The nominal strengths obtained as per the latest provisions [27] did not correlate well with the available test strengths (also validated through numerical analysis) [21,22] considered in this study (Table 9, Table 10, Table 11, Table 12, Table 13 and Table 14), though a good agreement was noticed for few cases (for specimens A1, A2, and A3—see Table 11 and Figure 14a).

(b)

For the test data set considered, it is observed that the earlier design provisions [26] agreed very well with the test strengths reported in the literature.

(c)

Although with a limited test data set, the nominal strengths as per earlier provisions [26] were lower than the test strengths for the majority of cases resulting in a safe and conservative design, whereas it was otherwise in the case of nominal strengths obtained as per the latest provisions [27] (see Figure 12, Figure 13, Figure 14, Figure 15 and Figure 16).

8. Conclusions

Eccentrically loaded single angle columns behave complicatedly and require specific design attention.

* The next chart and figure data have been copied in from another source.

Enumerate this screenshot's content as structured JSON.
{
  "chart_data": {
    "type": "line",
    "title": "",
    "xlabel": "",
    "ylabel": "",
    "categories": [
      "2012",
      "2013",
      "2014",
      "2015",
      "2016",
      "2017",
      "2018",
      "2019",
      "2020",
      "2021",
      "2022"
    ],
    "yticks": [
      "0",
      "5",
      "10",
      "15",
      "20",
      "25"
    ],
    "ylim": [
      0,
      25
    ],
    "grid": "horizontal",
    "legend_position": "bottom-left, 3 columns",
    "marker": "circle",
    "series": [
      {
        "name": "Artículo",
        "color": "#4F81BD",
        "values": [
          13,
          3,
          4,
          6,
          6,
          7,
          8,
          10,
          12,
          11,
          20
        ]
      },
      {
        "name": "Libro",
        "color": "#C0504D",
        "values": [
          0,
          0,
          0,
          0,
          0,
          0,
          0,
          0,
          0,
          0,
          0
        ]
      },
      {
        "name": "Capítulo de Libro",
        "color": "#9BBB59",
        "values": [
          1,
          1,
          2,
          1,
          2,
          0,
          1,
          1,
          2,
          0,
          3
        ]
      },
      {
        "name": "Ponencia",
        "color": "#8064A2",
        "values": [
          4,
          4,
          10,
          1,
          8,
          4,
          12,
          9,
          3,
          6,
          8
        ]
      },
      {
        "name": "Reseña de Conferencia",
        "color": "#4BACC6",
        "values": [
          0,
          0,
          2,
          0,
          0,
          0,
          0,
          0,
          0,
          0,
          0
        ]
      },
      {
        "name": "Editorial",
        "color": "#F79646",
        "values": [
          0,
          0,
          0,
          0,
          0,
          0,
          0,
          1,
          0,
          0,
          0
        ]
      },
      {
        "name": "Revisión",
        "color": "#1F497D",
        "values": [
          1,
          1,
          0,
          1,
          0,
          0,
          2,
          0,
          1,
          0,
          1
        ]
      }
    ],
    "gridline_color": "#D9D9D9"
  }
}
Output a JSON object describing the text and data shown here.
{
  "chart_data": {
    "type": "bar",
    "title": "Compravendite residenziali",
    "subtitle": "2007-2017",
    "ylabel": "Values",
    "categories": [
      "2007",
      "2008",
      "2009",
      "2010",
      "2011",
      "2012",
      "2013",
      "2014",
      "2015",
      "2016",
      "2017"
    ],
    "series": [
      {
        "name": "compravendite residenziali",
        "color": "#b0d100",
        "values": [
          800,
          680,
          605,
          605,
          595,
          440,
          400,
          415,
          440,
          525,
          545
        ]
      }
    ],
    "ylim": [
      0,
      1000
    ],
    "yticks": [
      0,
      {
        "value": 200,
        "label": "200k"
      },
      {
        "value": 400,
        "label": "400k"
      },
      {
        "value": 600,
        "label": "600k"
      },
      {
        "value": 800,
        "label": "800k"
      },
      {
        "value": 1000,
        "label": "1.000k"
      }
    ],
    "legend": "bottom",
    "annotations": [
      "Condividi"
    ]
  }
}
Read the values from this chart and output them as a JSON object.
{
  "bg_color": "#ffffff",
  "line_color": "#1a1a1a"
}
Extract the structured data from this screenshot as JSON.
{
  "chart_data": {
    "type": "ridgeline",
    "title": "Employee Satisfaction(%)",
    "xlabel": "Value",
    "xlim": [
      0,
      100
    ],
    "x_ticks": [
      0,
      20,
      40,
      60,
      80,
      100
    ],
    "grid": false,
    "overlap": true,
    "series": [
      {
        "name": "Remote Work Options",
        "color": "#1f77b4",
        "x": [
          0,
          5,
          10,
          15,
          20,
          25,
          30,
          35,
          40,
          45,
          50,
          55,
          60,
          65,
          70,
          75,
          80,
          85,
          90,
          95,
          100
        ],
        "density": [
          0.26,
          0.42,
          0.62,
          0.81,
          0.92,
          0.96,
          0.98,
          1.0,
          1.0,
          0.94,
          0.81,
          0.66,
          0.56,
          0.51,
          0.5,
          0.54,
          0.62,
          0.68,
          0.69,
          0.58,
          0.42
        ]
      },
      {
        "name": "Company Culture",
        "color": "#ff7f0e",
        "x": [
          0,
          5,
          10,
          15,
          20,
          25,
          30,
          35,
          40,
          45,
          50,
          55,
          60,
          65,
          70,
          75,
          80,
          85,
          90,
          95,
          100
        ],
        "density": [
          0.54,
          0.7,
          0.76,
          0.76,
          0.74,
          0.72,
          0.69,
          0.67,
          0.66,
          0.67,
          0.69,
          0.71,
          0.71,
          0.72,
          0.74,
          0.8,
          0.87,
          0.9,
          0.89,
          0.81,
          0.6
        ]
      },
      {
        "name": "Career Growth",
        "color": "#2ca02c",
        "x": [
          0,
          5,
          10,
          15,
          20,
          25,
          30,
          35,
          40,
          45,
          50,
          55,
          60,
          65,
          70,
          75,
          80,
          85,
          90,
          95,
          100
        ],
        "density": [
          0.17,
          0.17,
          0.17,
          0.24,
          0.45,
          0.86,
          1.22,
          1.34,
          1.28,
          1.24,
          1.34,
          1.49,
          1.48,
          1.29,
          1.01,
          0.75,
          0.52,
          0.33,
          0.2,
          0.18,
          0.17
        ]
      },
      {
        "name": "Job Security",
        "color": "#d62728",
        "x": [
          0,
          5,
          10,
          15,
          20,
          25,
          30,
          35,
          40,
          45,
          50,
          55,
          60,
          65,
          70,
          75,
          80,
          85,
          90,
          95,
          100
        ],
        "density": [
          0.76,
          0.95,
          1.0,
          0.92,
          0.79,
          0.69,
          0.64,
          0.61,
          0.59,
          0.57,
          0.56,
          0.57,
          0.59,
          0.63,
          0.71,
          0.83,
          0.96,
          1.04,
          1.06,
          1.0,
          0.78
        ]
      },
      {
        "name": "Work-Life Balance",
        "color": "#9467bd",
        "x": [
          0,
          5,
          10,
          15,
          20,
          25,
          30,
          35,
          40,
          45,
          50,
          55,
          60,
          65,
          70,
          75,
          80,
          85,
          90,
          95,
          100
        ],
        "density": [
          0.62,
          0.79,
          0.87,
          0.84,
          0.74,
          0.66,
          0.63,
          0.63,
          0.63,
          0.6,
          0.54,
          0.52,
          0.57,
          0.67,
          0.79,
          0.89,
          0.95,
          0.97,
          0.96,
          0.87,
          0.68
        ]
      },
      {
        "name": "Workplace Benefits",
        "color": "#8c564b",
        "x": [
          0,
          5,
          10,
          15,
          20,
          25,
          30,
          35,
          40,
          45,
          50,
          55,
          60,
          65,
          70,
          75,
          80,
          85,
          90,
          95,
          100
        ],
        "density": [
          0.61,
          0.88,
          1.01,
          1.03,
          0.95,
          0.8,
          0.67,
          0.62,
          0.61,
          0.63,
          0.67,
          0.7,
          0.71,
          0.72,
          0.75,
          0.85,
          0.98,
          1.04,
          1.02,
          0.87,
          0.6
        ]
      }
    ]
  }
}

Different international codes of practice construct such members differently. The literature shows that IS 800:2007 design provisions accurately anticipate axial capacity. Recently, IS 800:2007 was amended to include new design provisions for eccentrically loaded single angle compression members. This study presented a brief theoretical backdrop to the behaviour and evaluated the newest design provisions. From the present study, it is concluded the following:

(1)

The latest design provisions resulted in higher axial capacities, which may lead to smaller cross-sectional sizes.

(2)

From the reported results, the latest IS design provisions result in the increase of the design capacity by a maximum of 104.84% (as seen in Table 4) in comparison to the earlier design provisions.

(3)

But on comparison with the considered data available (Table 11, Table 12 and Table 13) in the literature, it was observed that, in general, the latest design provisions over predict the nominal strength greatly, potentially indicating unsafe design.

(4)

However, the latest IS design provisions resulted in very conservative nominal strengths for the one bolt-hinged case (Table 14).

(5)

Hence, it is evident that more extensive experimental, numerical, and theoretical investigations have to be carried out considering all the influencing parameters for the accurate and reliable prediction of the axial capacity of eccentrically loaded single angle columns.